Christine is the VP Commercials in a large country of a global consumer goods company. She has been in the business since about 20 years and knows her market, her retailers, very well. She told me: “Our biggest challenge is timing. It is my job to meet with our customers far before the seasonal sales periods. In these meetings we present our new Sales Catalog and help them to understand our new products. The most important point is “when” the new products can be in their shops, at which exact date. Well Huub, we are not confident to give these dates, because our experience tells us that we can’t trust the dates we get from Marketing and Product Management. Too often the dates are shifted, the launches are postponed. I ask “Why is that?” “Well, in fact the only date we can trust is the serial production date that we get from Production. But that date we know very late, just before the shipment. Long before that the artwork should be in the hands of the customer, and the order should be placed as well. The customer has to organize in advance too, you know. And then, when the serial production date is later because technically we did not make the Launch date, we have to cancel the order. It is a nightmare”.

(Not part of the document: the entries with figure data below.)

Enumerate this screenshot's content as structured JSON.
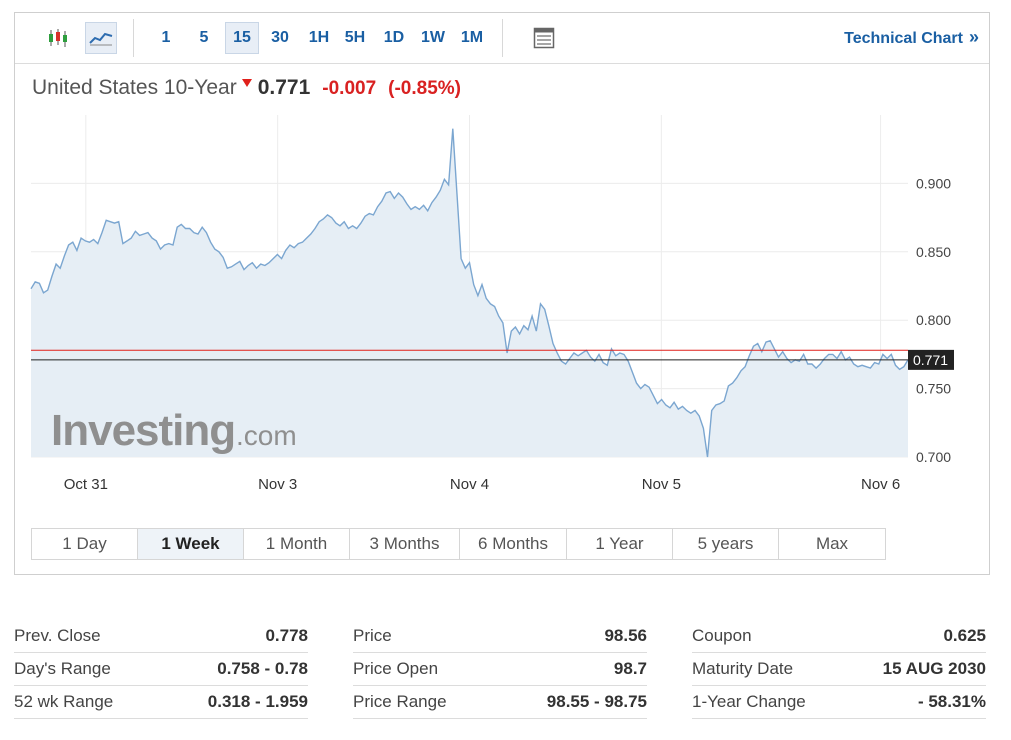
{
  "toolbar": {
    "chart_type_icons": [
      {
        "name": "candlestick-icon",
        "active": false
      },
      {
        "name": "area-chart-icon",
        "active": true
      }
    ],
    "intervals": [
      {
        "label": "1",
        "active": false
      },
      {
        "label": "5",
        "active": false
      },
      {
        "label": "15",
        "active": true
      },
      {
        "label": "30",
        "active": false
      },
      {
        "label": "1H",
        "active": false
      },
      {
        "label": "5H",
        "active": false
      },
      {
        "label": "1D",
        "active": false
      },
      {
        "label": "1W",
        "active": false
      },
      {
        "label": "1M",
        "active": false
      }
    ],
    "table_icon": "table-view-icon",
    "technical_link": "Technical Chart",
    "technical_chevron": "»"
  },
  "instrument": {
    "name": "United States 10-Year",
    "last": "0.771",
    "change": "-0.007",
    "change_pct": "(-0.85%)",
    "direction": "down"
  },
  "colors": {
    "accent": "#1a5fa3",
    "negative": "#d92121",
    "line": "#7ba6d0",
    "area": "#e6eef5",
    "prev_close_line": "#e0201b",
    "last_line": "#222222",
    "price_tag_bg": "#222222"
  },
  "chart_data": {
    "type": "area",
    "x_tick_labels": [
      "Oct 31",
      "Nov 3",
      "Nov 4",
      "Nov 5",
      "Nov 6"
    ],
    "x_tick_positions": [
      2,
      9,
      16,
      23,
      31
    ],
    "y_ticks": [
      "0.900",
      "0.850",
      "0.800",
      "0.750",
      "0.700"
    ],
    "ylim": [
      0.7,
      0.95
    ],
    "current_price_label": "0.771",
    "reference_lines": {
      "prev_close": 0.778,
      "last": 0.771
    },
    "watermark": {
      "brand": "Investing",
      "suffix": ".com"
    },
    "series": [
      {
        "values": [
          0.823,
          0.828,
          0.827,
          0.82,
          0.822,
          0.832,
          0.841,
          0.838,
          0.847,
          0.855,
          0.857,
          0.851,
          0.86,
          0.858,
          0.857,
          0.859,
          0.856,
          0.864,
          0.873,
          0.872,
          0.871,
          0.872,
          0.856,
          0.858,
          0.86,
          0.865,
          0.862,
          0.863,
          0.864,
          0.86,
          0.858,
          0.852,
          0.855,
          0.856,
          0.855,
          0.868,
          0.87,
          0.867,
          0.867,
          0.864,
          0.863,
          0.868,
          0.864,
          0.857,
          0.852,
          0.85,
          0.846,
          0.838,
          0.839,
          0.841,
          0.843,
          0.837,
          0.84,
          0.842,
          0.838,
          0.841,
          0.84,
          0.842,
          0.845,
          0.848,
          0.845,
          0.851,
          0.855,
          0.853,
          0.856,
          0.857,
          0.86,
          0.863,
          0.867,
          0.872,
          0.874,
          0.877,
          0.875,
          0.871,
          0.869,
          0.872,
          0.867,
          0.869,
          0.867,
          0.871,
          0.876,
          0.878,
          0.877,
          0.883,
          0.887,
          0.893,
          0.894,
          0.889,
          0.893,
          0.89,
          0.885,
          0.881,
          0.883,
          0.881,
          0.884,
          0.88,
          0.886,
          0.89,
          0.895,
          0.903,
          0.899,
          0.94,
          0.892,
          0.845,
          0.838,
          0.842,
          0.826,
          0.818,
          0.826,
          0.816,
          0.812,
          0.81,
          0.803,
          0.798,
          0.776,
          0.792,
          0.795,
          0.79,
          0.796,
          0.793,
          0.803,
          0.792,
          0.812,
          0.808,
          0.796,
          0.783,
          0.776,
          0.77,
          0.768,
          0.772,
          0.776,
          0.774,
          0.776,
          0.778,
          0.773,
          0.77,
          0.775,
          0.769,
          0.767,
          0.779,
          0.774,
          0.776,
          0.775,
          0.77,
          0.762,
          0.754,
          0.75,
          0.753,
          0.751,
          0.745,
          0.739,
          0.742,
          0.738,
          0.736,
          0.74,
          0.735,
          0.737,
          0.734,
          0.732,
          0.734,
          0.73,
          0.721,
          0.7,
          0.734,
          0.738,
          0.739,
          0.741,
          0.752,
          0.754,
          0.758,
          0.763,
          0.766,
          0.774,
          0.781,
          0.783,
          0.777,
          0.784,
          0.785,
          0.779,
          0.773,
          0.777,
          0.772,
          0.769,
          0.771,
          0.77,
          0.775,
          0.768,
          0.768,
          0.765,
          0.768,
          0.772,
          0.775,
          0.775,
          0.772,
          0.777,
          0.771,
          0.773,
          0.768,
          0.766,
          0.767,
          0.766,
          0.765,
          0.769,
          0.768,
          0.775,
          0.772,
          0.775,
          0.767,
          0.764,
          0.766,
          0.771
        ]
      }
    ]
  },
  "periods": [
    {
      "label": "1 Day",
      "active": false
    },
    {
      "label": "1 Week",
      "active": true
    },
    {
      "label": "1 Month",
      "active": false
    },
    {
      "label": "3 Months",
      "active": false
    },
    {
      "label": "6 Months",
      "active": false
    },
    {
      "label": "1 Year",
      "active": false
    },
    {
      "label": "5 years",
      "active": false
    },
    {
      "label": "Max",
      "active": false
    }
  ],
  "stats": [
    [
      {
        "label": "Prev. Close",
        "value": "0.778"
      },
      {
        "label": "Day's Range",
        "value": "0.758 - 0.78"
      },
      {
        "label": "52 wk Range",
        "value": "0.318 - 1.959"
      }
    ],
    [
      {
        "label": "Price",
        "value": "98.56"
      },
      {
        "label": "Price Open",
        "value": "98.7"
      },
      {
        "label": "Price Range",
        "value": "98.55 - 98.75"
      }
    ],
    [
      {
        "label": "Coupon",
        "value": "0.625"
      },
      {
        "label": "Maturity Date",
        "value": "15 AUG 2030"
      },
      {
        "label": "1-Year Change",
        "value": "- 58.31%"
      }
    ]
  ]
}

“So what are the consequences business wise?” Christine: “That I lose shelf space! The customer does not like empty shelf space so orders from a more trustworthy supplier, our competitor, to fill that space. I can tell you, it is very difficult to win shelf space back. It takes years to recover from a bad launch in my business. The Volume of Shelf Space, in meters, has a direct impact on our bottom line revenues. And I don’t think that my colleagues of Product Management and R&D understand really the impact of not sticking to delivery dates. They think that they miss perhaps 6 months of sales with a later launch of a new product, but the fact is that you lose a lot more! You also lose revenue for other products during several years. Against your competitor! The direct loss of cash is multiplied a lot. It is a big pain for the company, and for me and my team”.


After this discussion I understood that not only postponed launches is a problem but even more the unpredictability of launches and the lack of confidence of the business people in the field. So I proposed my customer, the CEO, to use Shelf Space as a major measurable Innovation KPI: if we lose shelf space our innovation does bad, if we win shelf space against our competition we are in good shape. The measurement is in meters space, in certain shops, in certain countries, for each of the product lines. We measure the starting situation and set the targets for the KPI for 3 years.


From a Governance perspective it makes perfectly sense to have this KPI, but how can we make the whole company understand this and in the end own this KPI. You cannot make only one party responsible for the predictability and robustness of dates. Here you talk about a “network of many dates” that have dependencies to each other. If design is later than agreed and expected, it will cause Marketing to be later with assets, it will also influence when we finish system testing and assembly preparation and trials. For example, if an engineering team like a Scrum team decides to postpone a feature, a small detail, it can cause a big negative business impact if it causes launch uncertainty. I know that these teams are not aware of the business impact as described above, so this needs to be managed by mandated decision makers who do understand.


In my Governance Framework the accountability for predictable delivery dates is with mandated decision makers, named persons, not with teams. Individuals are responsible, not groups. The mandated decision makers own the resources and use mutual internal agreements, traceable agreements, that they sign up for, and that help them to prioritize on a day to day basis. Proactive planning. In case of conflicts of interest they know that they are held accountable and that they cannot send the bill of their failing to the sales people in the field and to the company. They are educated to know the real and full impact of postponements and of being not predictable.